[infinispan-issues] [JBoss JIRA] Issue Comment Edited: (ISPN-133) Upgrade JClouds to a version that depends on Apache HTTP Core that fixes HTTPCORE-199

Galder Zamarreno (JIRA) jira-events at lists.jboss.org
Mon Apr 19 09:25:49 EDT 2010


    [ https://jira.jboss.org/jira/browse/ISPN-133?page=com.atlassian.jira.plugin.system.issuetabpanels:comment-tabpanel&focusedCommentId=12526456#action_12526456 ] 

Galder Zamarreno edited comment on ISPN-133 at 4/19/10 9:24 AM:
----------------------------------------------------------------

----- "Philippe Van Dyck" <pvdyck at gmail dot com> wrote:

> On Mon, Apr 19, 2010 at 12:36 PM, <galder at jboss dot org> wrote:
> 
> > Hi Philippe,
> >
> > So, to sum up, trying to fix
> ISPN-133 won't solve your problem,
> correct?
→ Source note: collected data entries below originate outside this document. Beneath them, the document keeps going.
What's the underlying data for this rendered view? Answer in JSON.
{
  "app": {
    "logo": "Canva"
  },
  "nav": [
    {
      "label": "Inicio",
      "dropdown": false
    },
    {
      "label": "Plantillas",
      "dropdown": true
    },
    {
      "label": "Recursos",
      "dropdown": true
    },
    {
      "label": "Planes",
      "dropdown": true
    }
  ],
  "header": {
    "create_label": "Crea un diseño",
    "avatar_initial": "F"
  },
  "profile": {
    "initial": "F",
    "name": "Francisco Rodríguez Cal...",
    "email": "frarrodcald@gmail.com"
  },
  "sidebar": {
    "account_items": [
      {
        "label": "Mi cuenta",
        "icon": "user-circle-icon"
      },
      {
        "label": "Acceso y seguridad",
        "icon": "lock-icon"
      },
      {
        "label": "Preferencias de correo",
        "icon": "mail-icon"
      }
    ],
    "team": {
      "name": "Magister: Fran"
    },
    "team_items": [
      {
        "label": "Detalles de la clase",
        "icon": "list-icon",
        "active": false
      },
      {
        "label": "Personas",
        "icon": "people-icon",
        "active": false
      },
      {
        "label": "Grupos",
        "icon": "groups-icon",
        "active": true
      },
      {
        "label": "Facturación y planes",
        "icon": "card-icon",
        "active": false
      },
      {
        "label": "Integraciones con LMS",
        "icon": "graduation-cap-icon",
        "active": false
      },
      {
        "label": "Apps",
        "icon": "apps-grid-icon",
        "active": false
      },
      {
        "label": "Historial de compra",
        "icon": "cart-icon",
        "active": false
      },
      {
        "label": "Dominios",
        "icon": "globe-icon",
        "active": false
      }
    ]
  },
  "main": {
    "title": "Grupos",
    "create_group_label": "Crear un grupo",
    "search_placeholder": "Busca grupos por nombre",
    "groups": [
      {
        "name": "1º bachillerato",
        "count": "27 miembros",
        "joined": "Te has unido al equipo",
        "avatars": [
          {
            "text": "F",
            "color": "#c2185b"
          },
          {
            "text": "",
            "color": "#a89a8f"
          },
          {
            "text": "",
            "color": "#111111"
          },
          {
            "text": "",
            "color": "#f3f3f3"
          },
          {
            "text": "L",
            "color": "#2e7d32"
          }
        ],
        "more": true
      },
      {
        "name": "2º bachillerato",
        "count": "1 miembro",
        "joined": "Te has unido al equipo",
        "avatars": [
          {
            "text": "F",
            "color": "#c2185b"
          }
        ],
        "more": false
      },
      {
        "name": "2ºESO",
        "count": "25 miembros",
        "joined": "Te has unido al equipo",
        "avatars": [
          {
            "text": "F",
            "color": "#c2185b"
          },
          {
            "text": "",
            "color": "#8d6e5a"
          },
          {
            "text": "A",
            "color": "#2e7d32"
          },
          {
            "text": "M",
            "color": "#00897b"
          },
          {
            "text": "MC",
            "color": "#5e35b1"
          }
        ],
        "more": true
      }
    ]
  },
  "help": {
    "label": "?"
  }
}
Did you test this out by any chance?
> >
> 
> Yep, "Basically InputStream#available() is utterly broken.".
> GzipIbputStream's implementation is :
>  public int available() throws IOException {
>         ensureOpen();
>         if (reachEOF) {
>             return 0;
>         } else {
>             return 1;
>         }
>     }
> 
> You definitely cannot use the return value to set your buffer size.
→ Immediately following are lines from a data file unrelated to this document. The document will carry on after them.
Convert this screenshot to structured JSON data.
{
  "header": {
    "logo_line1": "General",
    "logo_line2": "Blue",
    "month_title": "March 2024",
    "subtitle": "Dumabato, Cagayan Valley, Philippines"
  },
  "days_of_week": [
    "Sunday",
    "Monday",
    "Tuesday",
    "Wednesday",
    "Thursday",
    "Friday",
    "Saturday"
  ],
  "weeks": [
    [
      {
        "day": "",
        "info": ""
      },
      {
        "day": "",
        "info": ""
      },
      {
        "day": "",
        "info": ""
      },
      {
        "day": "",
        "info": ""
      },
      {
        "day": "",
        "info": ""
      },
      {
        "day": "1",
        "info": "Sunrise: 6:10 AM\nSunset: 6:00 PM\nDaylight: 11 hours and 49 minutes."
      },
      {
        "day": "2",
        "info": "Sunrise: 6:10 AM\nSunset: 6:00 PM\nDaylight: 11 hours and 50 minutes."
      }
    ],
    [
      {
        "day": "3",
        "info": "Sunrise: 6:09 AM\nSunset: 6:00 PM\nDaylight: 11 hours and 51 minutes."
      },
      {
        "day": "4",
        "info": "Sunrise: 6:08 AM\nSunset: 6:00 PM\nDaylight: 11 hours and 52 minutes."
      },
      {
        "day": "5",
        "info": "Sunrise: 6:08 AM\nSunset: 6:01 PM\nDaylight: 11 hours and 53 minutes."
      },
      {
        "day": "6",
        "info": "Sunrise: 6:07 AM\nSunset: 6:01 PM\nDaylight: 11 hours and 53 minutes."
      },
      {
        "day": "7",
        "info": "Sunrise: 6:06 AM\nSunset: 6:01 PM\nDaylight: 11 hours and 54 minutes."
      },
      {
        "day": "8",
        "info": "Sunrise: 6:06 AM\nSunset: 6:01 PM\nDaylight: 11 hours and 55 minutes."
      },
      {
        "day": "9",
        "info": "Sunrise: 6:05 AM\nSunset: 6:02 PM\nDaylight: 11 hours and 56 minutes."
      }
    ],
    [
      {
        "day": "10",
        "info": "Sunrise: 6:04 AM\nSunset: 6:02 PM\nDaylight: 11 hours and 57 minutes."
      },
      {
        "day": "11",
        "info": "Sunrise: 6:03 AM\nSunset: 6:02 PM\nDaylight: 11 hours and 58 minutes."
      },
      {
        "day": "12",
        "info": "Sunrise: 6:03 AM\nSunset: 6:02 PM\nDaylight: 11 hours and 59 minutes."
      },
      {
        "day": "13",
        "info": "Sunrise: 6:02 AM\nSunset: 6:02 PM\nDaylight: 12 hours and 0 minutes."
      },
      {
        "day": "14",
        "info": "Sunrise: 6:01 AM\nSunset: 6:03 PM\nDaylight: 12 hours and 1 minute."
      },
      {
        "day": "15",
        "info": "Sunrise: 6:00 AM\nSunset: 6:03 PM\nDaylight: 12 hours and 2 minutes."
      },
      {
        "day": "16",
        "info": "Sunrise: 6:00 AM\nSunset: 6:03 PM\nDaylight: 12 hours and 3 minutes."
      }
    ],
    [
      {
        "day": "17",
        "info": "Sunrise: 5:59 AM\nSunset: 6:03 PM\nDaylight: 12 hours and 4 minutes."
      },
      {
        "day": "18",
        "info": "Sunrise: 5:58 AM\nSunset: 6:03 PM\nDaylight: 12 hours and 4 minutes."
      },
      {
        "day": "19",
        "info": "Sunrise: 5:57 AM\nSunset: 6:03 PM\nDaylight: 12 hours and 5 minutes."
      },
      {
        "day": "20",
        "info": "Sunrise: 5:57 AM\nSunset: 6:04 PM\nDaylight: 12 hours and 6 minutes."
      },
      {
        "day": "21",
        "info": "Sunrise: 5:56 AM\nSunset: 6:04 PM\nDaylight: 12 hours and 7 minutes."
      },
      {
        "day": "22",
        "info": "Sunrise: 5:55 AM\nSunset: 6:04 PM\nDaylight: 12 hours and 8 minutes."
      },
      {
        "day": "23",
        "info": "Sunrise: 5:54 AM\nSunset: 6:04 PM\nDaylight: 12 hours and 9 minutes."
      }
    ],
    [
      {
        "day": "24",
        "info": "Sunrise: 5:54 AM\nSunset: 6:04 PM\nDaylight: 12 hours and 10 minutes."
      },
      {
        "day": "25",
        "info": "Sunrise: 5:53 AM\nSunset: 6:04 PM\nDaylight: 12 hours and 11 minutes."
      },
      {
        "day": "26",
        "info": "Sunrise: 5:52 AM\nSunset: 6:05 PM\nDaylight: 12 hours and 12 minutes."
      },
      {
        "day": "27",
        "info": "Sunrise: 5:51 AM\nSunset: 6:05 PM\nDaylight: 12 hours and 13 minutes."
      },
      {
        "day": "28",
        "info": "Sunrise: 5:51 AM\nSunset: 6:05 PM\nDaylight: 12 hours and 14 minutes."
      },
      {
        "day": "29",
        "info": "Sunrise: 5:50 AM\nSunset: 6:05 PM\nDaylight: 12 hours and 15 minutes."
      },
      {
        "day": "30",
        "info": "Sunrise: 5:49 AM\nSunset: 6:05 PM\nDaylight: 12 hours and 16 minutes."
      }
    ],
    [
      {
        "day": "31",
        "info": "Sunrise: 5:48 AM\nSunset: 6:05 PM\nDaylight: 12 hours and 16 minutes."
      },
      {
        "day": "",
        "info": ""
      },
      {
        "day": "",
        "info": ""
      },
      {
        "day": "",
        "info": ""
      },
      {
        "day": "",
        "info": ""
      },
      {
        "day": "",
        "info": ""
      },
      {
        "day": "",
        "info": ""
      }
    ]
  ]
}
Interesting. It seems like it's not only Apache's HTTP client library that did not care much about available() implementations, but also JDK classes as well. I'd rather read on 1k batches than 1 byte batches. See things like this, I'm even less inclined to urgently look into https://jira.jboss.org/jira/browse/ISPN-133.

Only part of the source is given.